The Commission determined that Judge Abramson should be removed from office for repeatedly incarcerating Family Court litigants while denying them such fundamental rights as the right to be represented by counsel and the right to a hearing. In four separate cases, litigants served for periods ranging from 21 days to 268 days in jail after the judge failed to comply with the appropriate constitutional and statutory mandates.
The Commission decision is dated October 26, 2010. Removal renders a judge ineligible to hold judicial office in the future.
Judge Abramson committed these acts of misconduct despite having received a prior caution from the Commission for failing to advise litigants of the right to counsel.
“The record in its totality demonstrates [Judge Abramson’s] profound disregard for the rule of law and his continuing insensitivity to the overriding importance of protecting the rights of litigants despite the Commission’s cautionary warning and despite his assurances that he ‘dramatically changed’ his practices after that warning,” the Commission said in its determination.

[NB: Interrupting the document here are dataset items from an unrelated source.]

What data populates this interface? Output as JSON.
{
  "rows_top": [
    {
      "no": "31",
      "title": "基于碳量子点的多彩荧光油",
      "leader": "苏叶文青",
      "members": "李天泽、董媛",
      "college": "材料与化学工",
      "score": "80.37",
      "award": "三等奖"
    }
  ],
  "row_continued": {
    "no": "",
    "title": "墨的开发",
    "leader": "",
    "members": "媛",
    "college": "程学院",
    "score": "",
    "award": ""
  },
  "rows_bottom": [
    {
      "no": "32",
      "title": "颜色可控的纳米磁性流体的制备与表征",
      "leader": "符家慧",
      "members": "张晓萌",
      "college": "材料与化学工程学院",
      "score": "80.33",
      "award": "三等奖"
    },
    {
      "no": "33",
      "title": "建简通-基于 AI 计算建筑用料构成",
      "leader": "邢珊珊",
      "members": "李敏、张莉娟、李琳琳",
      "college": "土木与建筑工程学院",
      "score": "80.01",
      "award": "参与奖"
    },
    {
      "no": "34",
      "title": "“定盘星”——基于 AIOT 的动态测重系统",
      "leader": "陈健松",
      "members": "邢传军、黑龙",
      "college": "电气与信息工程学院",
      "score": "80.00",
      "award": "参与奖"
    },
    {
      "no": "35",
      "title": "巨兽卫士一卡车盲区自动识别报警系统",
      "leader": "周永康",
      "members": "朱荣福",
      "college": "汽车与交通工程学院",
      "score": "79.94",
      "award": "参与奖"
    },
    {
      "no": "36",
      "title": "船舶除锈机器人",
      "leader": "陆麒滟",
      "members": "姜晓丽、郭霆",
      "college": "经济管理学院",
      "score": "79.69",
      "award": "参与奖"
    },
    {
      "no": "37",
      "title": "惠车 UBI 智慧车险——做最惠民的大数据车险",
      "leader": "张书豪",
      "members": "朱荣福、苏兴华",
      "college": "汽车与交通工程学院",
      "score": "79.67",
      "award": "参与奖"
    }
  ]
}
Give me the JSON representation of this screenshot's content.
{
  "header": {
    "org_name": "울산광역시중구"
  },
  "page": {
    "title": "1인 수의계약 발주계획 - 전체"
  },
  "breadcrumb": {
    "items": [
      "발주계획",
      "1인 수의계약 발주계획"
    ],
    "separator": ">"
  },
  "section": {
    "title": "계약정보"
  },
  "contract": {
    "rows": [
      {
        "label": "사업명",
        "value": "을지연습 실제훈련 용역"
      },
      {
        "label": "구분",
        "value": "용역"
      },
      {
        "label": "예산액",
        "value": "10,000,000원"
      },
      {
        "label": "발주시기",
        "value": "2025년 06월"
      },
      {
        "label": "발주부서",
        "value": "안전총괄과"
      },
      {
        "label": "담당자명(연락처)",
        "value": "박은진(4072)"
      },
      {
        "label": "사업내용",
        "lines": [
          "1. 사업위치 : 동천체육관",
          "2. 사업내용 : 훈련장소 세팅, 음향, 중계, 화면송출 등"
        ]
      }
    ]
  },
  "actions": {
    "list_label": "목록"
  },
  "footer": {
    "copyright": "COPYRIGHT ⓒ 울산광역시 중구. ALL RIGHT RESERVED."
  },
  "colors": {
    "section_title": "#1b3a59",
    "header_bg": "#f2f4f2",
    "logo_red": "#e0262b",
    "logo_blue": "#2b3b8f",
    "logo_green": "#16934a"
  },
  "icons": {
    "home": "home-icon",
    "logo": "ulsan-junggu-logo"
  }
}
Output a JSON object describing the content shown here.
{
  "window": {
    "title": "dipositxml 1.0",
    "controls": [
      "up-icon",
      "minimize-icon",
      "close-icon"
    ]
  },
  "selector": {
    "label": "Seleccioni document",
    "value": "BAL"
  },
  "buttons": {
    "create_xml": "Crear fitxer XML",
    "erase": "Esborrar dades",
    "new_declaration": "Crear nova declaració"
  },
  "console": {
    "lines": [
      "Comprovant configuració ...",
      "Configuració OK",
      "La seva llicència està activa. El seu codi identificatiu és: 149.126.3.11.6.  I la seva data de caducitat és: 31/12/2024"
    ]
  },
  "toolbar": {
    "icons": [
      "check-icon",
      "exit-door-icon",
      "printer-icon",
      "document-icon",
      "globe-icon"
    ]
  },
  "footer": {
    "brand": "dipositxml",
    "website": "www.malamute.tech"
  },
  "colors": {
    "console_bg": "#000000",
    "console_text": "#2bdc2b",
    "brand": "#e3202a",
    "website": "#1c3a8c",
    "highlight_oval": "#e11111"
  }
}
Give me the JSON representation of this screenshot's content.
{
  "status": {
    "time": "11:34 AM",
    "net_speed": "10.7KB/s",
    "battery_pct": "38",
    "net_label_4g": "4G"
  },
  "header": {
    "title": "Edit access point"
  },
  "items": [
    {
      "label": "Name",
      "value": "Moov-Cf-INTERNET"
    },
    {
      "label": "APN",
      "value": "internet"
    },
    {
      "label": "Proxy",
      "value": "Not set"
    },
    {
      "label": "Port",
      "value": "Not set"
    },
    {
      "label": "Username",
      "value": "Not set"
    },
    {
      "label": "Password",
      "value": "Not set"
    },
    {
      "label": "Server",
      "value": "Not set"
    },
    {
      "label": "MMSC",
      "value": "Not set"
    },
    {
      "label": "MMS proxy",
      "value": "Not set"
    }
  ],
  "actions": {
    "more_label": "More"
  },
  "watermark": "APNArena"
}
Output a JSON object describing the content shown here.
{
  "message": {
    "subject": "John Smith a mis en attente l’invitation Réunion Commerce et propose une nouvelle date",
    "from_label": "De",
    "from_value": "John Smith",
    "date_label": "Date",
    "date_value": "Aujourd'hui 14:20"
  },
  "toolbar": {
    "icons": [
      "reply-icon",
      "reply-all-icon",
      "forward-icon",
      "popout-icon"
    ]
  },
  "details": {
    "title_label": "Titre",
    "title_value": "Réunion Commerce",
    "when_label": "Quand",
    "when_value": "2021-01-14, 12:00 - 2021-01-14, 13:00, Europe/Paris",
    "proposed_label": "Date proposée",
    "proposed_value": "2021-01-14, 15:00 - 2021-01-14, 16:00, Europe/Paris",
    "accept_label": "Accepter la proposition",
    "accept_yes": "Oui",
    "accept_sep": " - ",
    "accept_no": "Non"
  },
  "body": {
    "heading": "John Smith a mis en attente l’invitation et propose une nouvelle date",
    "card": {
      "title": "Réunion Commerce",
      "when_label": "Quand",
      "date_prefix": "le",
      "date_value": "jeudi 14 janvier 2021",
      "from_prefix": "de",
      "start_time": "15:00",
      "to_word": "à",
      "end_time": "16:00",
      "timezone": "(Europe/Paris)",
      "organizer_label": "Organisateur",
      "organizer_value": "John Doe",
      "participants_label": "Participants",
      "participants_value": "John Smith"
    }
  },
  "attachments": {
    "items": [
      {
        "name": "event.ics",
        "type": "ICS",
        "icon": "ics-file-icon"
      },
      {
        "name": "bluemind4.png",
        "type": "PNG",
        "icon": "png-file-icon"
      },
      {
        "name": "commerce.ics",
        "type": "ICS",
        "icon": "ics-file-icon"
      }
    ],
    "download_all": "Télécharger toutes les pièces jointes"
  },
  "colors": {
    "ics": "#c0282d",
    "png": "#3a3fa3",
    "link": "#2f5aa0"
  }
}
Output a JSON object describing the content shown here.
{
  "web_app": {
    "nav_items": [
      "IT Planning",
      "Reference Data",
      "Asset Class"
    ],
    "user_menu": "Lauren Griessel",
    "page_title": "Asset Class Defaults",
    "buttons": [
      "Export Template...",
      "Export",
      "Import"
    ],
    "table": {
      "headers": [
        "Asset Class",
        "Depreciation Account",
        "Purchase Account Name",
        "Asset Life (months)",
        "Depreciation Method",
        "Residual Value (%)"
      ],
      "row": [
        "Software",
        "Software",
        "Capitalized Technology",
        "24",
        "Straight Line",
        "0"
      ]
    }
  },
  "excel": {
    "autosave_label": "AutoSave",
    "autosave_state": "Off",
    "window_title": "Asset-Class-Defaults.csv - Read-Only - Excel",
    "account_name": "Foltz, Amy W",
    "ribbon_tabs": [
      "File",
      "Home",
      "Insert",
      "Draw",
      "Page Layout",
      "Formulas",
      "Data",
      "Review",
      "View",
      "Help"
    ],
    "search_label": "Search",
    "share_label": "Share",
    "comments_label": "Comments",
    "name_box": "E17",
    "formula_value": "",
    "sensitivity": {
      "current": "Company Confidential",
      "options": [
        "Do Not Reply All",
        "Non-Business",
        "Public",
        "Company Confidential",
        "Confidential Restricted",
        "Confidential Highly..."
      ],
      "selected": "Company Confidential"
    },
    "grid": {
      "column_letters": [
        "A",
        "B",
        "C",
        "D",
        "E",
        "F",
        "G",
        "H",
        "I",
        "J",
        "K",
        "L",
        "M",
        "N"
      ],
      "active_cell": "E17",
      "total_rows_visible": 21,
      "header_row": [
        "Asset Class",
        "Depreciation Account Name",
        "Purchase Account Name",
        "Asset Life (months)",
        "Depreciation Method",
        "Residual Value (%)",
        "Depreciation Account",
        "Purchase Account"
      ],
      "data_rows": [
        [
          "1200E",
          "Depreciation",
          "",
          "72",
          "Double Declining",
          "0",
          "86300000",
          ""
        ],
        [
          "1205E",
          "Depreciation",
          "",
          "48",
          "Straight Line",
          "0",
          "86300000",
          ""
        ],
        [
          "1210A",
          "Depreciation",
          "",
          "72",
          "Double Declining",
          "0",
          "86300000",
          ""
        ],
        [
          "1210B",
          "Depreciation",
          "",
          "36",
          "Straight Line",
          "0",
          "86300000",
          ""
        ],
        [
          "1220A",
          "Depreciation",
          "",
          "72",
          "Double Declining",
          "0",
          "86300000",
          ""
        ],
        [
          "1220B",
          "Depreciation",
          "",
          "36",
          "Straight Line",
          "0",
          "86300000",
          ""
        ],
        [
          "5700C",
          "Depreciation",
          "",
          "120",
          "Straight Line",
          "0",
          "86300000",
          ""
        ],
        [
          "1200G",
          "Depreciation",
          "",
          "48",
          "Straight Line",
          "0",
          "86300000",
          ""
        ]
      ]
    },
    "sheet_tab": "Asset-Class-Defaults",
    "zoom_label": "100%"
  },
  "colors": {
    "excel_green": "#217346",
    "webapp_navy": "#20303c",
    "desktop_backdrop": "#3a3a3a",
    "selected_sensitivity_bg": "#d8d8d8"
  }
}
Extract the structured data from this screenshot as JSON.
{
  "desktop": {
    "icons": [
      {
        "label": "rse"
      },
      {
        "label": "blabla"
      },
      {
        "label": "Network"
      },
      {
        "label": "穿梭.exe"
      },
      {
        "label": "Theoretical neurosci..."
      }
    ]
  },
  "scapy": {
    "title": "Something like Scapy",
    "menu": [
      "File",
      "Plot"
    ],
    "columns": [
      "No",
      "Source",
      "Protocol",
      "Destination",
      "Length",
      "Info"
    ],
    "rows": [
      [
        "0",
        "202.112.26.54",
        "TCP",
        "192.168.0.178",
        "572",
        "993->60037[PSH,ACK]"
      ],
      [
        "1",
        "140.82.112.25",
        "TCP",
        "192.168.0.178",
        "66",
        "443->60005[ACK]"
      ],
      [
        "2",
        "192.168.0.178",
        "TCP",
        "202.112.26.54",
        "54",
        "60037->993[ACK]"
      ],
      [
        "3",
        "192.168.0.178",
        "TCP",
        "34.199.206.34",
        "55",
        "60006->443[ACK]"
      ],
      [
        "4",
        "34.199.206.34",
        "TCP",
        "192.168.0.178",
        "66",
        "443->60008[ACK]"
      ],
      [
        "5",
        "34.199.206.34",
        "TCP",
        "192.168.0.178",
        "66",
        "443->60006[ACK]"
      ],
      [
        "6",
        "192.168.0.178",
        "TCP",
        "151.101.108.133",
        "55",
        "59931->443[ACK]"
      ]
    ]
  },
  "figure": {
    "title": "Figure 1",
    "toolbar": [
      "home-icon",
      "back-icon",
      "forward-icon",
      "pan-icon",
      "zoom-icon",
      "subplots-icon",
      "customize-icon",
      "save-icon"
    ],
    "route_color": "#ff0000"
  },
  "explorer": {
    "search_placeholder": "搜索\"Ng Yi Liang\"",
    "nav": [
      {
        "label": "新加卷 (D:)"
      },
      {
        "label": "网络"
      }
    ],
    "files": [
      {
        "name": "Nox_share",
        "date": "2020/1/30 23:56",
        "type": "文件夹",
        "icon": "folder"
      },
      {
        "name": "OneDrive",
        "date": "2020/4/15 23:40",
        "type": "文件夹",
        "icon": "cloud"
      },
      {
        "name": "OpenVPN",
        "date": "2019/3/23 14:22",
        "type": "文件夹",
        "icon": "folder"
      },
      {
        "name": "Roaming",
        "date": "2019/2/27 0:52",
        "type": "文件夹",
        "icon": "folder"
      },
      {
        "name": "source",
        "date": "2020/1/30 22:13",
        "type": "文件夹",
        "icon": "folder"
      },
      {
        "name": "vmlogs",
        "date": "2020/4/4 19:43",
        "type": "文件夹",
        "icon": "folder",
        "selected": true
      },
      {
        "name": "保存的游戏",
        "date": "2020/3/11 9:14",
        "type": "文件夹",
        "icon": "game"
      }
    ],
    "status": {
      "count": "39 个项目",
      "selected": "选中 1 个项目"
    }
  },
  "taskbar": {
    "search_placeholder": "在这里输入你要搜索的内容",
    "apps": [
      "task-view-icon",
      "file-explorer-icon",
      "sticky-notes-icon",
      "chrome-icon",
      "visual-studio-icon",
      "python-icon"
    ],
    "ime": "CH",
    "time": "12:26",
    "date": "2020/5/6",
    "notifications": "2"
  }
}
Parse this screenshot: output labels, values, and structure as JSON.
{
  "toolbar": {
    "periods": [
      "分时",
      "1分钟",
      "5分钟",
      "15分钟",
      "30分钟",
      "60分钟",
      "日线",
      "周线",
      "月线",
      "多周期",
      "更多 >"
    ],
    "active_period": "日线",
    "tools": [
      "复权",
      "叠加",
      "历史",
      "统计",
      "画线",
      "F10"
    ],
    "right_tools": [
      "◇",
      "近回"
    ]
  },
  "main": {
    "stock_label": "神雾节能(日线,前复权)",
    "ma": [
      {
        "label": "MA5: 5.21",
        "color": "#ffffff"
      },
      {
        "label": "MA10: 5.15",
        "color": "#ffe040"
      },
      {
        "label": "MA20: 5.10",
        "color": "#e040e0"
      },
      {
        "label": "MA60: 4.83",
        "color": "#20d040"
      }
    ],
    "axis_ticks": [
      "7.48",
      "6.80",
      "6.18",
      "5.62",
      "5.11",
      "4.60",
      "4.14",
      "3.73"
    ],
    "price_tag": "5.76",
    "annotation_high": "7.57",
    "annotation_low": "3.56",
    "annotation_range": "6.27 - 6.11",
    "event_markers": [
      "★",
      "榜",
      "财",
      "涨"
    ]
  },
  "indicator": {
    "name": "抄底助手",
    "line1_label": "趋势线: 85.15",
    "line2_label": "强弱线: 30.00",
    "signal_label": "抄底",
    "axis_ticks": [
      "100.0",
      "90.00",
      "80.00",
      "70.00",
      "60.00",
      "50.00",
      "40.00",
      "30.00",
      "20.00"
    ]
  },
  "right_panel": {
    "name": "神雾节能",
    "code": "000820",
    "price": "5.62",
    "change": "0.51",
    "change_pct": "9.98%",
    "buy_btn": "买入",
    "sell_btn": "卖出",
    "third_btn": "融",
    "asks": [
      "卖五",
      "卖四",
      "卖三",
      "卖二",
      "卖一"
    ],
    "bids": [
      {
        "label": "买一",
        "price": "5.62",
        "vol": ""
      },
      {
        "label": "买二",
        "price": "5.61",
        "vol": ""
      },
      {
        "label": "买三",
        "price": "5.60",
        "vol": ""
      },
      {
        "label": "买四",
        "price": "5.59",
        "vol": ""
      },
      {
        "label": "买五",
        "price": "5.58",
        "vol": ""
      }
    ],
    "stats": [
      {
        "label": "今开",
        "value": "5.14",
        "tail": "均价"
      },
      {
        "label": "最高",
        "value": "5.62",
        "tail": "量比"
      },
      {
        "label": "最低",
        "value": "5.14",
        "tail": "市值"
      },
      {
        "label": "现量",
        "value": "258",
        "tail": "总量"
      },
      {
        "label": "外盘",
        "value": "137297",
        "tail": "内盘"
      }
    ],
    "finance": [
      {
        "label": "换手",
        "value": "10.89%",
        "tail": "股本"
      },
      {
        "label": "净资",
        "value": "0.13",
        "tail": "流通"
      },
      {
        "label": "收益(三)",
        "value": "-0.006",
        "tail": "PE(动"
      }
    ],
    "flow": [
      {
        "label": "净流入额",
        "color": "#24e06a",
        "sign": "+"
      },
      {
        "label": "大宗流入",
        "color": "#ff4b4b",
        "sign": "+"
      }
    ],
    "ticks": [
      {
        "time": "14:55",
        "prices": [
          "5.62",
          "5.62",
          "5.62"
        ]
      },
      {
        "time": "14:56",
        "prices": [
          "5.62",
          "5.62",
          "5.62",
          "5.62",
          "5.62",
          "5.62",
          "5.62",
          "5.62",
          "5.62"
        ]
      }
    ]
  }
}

The judge compounded this misconduct by making “egregious and inexcusable” comments of a sexual nature on two separate occasions to a litigant in Saratoga County Family Treatment Court.
“His gratuitous remarks, which were prompted by an innocuous caricature on a litigant’s T-shirt, were ribald and replete with sexual innuendo,” the Commission said. By making these comments about the “benign and non-sexual” image, Judge Abramson violated his obligation to be the exemplar of dignity and decorum in the courtroom and to treat those who appear in the court with courtesy and respect.